22.09.2009

Nos ailes d'anges

Les ailes-du-desir.jpg



Il y a du jeu entre les désirs, de l’espace, une place à prendre qui n’existe pas. Des morceaux d’êtres éparpillés sur la toile du monde, des bribes de temps, des tranches de cœur, l’humanité discontinue de nos substances.

Chacun est là, à essayer de combler sa part manquante, quand partout autour de la plaie, inconsolables, débordent les solitudes.

 

Je n’ai jamais écrit que pour ça, donner du poids aux heures, une matière à nos ailes d’anges.

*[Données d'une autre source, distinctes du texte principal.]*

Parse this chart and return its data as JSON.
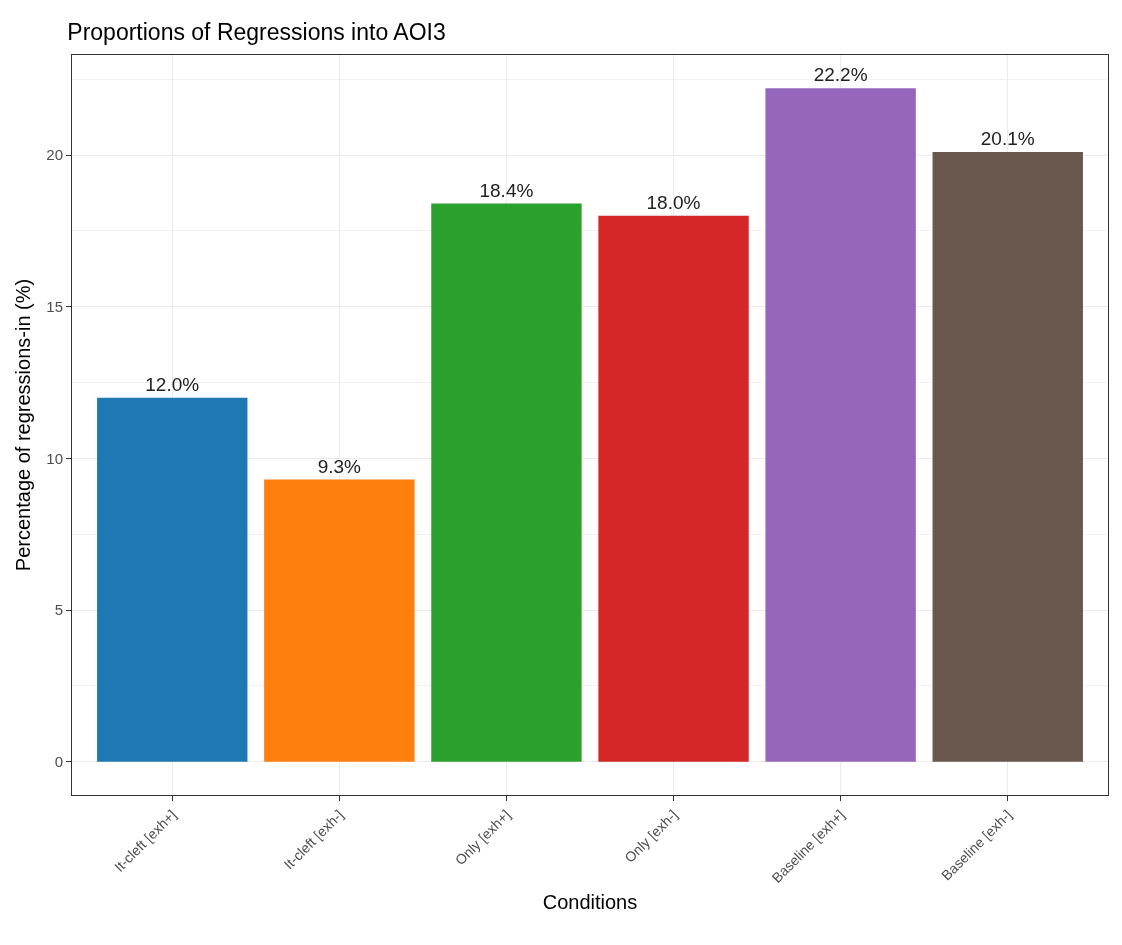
{
  "chart_data": {
    "type": "bar",
    "title": "Proportions of Regressions into AOI3",
    "xlabel": "Conditions",
    "ylabel": "Percentage of regressions-in (%)",
    "categories": [
      "It-cleft [exh+]",
      "It-cleft [exh-]",
      "Only [exh+]",
      "Only [exh-]",
      "Baseline [exh+]",
      "Baseline [exh-]"
    ],
    "values": [
      12.0,
      9.3,
      18.4,
      18.0,
      22.2,
      20.1
    ],
    "value_labels": [
      "12.0%",
      "9.3%",
      "18.4%",
      "18.0%",
      "22.2%",
      "20.1%"
    ],
    "colors": [
      "#1f77b4",
      "#ff7f0e",
      "#2ca02c",
      "#d62728",
      "#9467bd",
      "#6a574d"
    ],
    "ylim": [
      -1.1,
      23.3
    ],
    "yticks": [
      0,
      5,
      10,
      15,
      20
    ],
    "grid": true
  }
}
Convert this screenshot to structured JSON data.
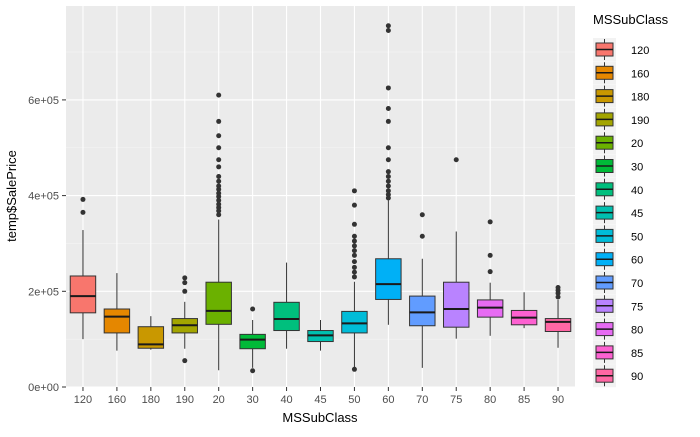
{
  "chart_data": {
    "type": "boxplot",
    "xlabel": "MSSubClass",
    "ylabel": "temp$SalePrice",
    "ylim": [
      0,
      770000
    ],
    "yticks": [
      0,
      200000,
      400000,
      600000
    ],
    "ytick_labels": [
      "0e+00",
      "2e+05",
      "4e+05",
      "6e+05"
    ],
    "legend": {
      "title": "MSSubClass",
      "position": "right"
    },
    "panel_background": "#ebebeb",
    "grid": true,
    "categories": [
      "120",
      "160",
      "180",
      "190",
      "20",
      "30",
      "40",
      "45",
      "50",
      "60",
      "70",
      "75",
      "80",
      "85",
      "90"
    ],
    "colors": [
      "#F8766D",
      "#E58700",
      "#C99800",
      "#A3A500",
      "#6BB100",
      "#00BA38",
      "#00BF7D",
      "#00C0AF",
      "#00BCD8",
      "#00B0F6",
      "#619CFF",
      "#B983FF",
      "#E76BF3",
      "#FD61D1",
      "#FF67A4"
    ],
    "boxes": [
      {
        "category": "120",
        "whisker_low": 100000,
        "q1": 155000,
        "median": 190000,
        "q3": 232000,
        "whisker_high": 328000,
        "outliers": [
          365000,
          392000
        ]
      },
      {
        "category": "160",
        "whisker_low": 76000,
        "q1": 113000,
        "median": 147000,
        "q3": 163000,
        "whisker_high": 238000,
        "outliers": []
      },
      {
        "category": "180",
        "whisker_low": 78000,
        "q1": 81000,
        "median": 89000,
        "q3": 126000,
        "whisker_high": 148000,
        "outliers": []
      },
      {
        "category": "190",
        "whisker_low": 80000,
        "q1": 113000,
        "median": 129000,
        "q3": 143000,
        "whisker_high": 178000,
        "outliers": [
          55000,
          200000,
          218000,
          228000
        ]
      },
      {
        "category": "20",
        "whisker_low": 35000,
        "q1": 131000,
        "median": 159000,
        "q3": 219000,
        "whisker_high": 350000,
        "outliers": [
          360000,
          368000,
          375000,
          382000,
          390000,
          398000,
          405000,
          413000,
          420000,
          430000,
          440000,
          460000,
          475000,
          500000,
          525000,
          555000,
          610000
        ]
      },
      {
        "category": "30",
        "whisker_low": 40000,
        "q1": 80000,
        "median": 99000,
        "q3": 110000,
        "whisker_high": 140000,
        "outliers": [
          34000,
          163000
        ]
      },
      {
        "category": "40",
        "whisker_low": 80000,
        "q1": 118000,
        "median": 142000,
        "q3": 177000,
        "whisker_high": 260000,
        "outliers": []
      },
      {
        "category": "45",
        "whisker_low": 76000,
        "q1": 95000,
        "median": 108000,
        "q3": 118000,
        "whisker_high": 140000,
        "outliers": []
      },
      {
        "category": "50",
        "whisker_low": 40000,
        "q1": 113000,
        "median": 133000,
        "q3": 158000,
        "whisker_high": 220000,
        "outliers": [
          37000,
          230000,
          240000,
          250000,
          262000,
          275000,
          285000,
          295000,
          305000,
          315000,
          340000,
          380000,
          410000
        ]
      },
      {
        "category": "60",
        "whisker_low": 130000,
        "q1": 183000,
        "median": 215000,
        "q3": 268000,
        "whisker_high": 390000,
        "outliers": [
          395000,
          402000,
          410000,
          420000,
          430000,
          440000,
          450000,
          475000,
          500000,
          555000,
          582000,
          625000,
          745000,
          755000
        ]
      },
      {
        "category": "70",
        "whisker_low": 40000,
        "q1": 128000,
        "median": 156000,
        "q3": 190000,
        "whisker_high": 268000,
        "outliers": [
          315000,
          360000
        ]
      },
      {
        "category": "75",
        "whisker_low": 101000,
        "q1": 125000,
        "median": 163000,
        "q3": 219000,
        "whisker_high": 325000,
        "outliers": [
          475000
        ]
      },
      {
        "category": "80",
        "whisker_low": 107000,
        "q1": 146000,
        "median": 166000,
        "q3": 182000,
        "whisker_high": 218000,
        "outliers": [
          241000,
          275000,
          345000
        ]
      },
      {
        "category": "85",
        "whisker_low": 123000,
        "q1": 130000,
        "median": 145000,
        "q3": 160000,
        "whisker_high": 198000,
        "outliers": []
      },
      {
        "category": "90",
        "whisker_low": 82000,
        "q1": 116000,
        "median": 136000,
        "q3": 143000,
        "whisker_high": 182000,
        "outliers": [
          188000,
          196000,
          202000,
          208000
        ]
      }
    ]
  }
}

Traverser le silence jusqu’à cet endroit précis, fébrile, où dans les mots, où dans l’amour, où dans l’enfance, vivre est possible.

 

Commentaires

Traverser le silence... n'est-ce pas ce que nous tentons de faire en tissant ces réseaux de textes sur la toile ?

De très belles images( l'endroit fébrile...des morceaux d'êtres éparpillés sur la toile...) et la part manquante n'est pas sans évoquer celle de Christian Bobin, véritable maître dans l'art de transcrire cette lumière si particulière du silence.

Ecrit par : elvys | 22.09.2009

Ecrire
pour écouter le lecteur se dire
à travers les mots que nous offrons
écrire
combler...

Ecrit par : Viviane | 22.09.2009

Oui, des bribes de majuscules cherchent le bon caractère sur nos êtres de solitude fossilisée. Ecrire pour devenir sourcier, pour s’attarder à l’embarras de nos failles à jamais vides, à jamais pleines de la vie qu’on y fait naître.

« On ouvre des portes, une à une. La distance qui sépare une porte de la suivante, on met des mois à la franchir, parfois des années. On est sans impatience. On va d'un pas égal, ni trop lent, ni trop pressé. La main sur la poignée tremble à peine. Dans une pièce il y a un cerisier en fleur. Dans une autre trois flocons de neige. Dans une autre encore une chaise de lumière. On reste sur le seuil, on s'efface contre la porte. On laisse entrer ce qui est bien plus grand que soi - on laisse aller le ciel auprès du cerisier, l'enfance courir jusqu'à la neige, l'ombre s'asseoir sur la petite chaise. Et puis on repart ouvrir d'autres portes, un peu plus loin. C'est une activité somnambule, faussement calme, à peine consciente. On appelle ça : écrire. »
- Christian Bobin -

Ecrit par : B. | 22.09.2009

Par ricochet me fait penser: Où le sens de vivre n'est plus entamé en son coeur, ou bien s'il l'est, chaque mot semble vouloir combler la carence survenue, d'instant en instant,vainement et essentiellement... Tu souscrits ?

(je note Wenders en contrepoint, sublime)

Ecrit par : complexus | 23.09.2009

Bobin est parmi nous... un bémol, il est parfois accompagné de Dieu témoin de ses interrogations.

Ecrit par : virtuelle | 23.09.2009

"der Himmel über Berlin" , les ailes du désir

tenter de combler sa part manquante... jusqu'à ce qu'un jour, l'on découvre l'ivresse de l'incomplétude... peut-être

Désirer, toujours, sans fin, parce que mon manque est là, et que l'autre est toujours manquant.
Mais vivre, encore.

Ecrit par : erellwenn | 23.09.2009

Nos ailes d'ange ... nos ailes du désir... nos ailes disparaissent ... naissance de nos désirs

Tout cela est si beau... merci

Ecrit par : Maria-D | 24.09.2009

Je souscris, oui…

A chacun de ces mots,
Ces traversées du silence,
Vos parts manquantes,
Les ailes de vos désirs,
Nos vies à continuer de faire naître…

Merci.

Ecrit par : S. | 27.09.2009

Je découvre ton blog et il me plaît beaucoup.
Les ailes du désir est un des films qui m'a le plus marquée et je trouve que ton texte va à merveille avec lui.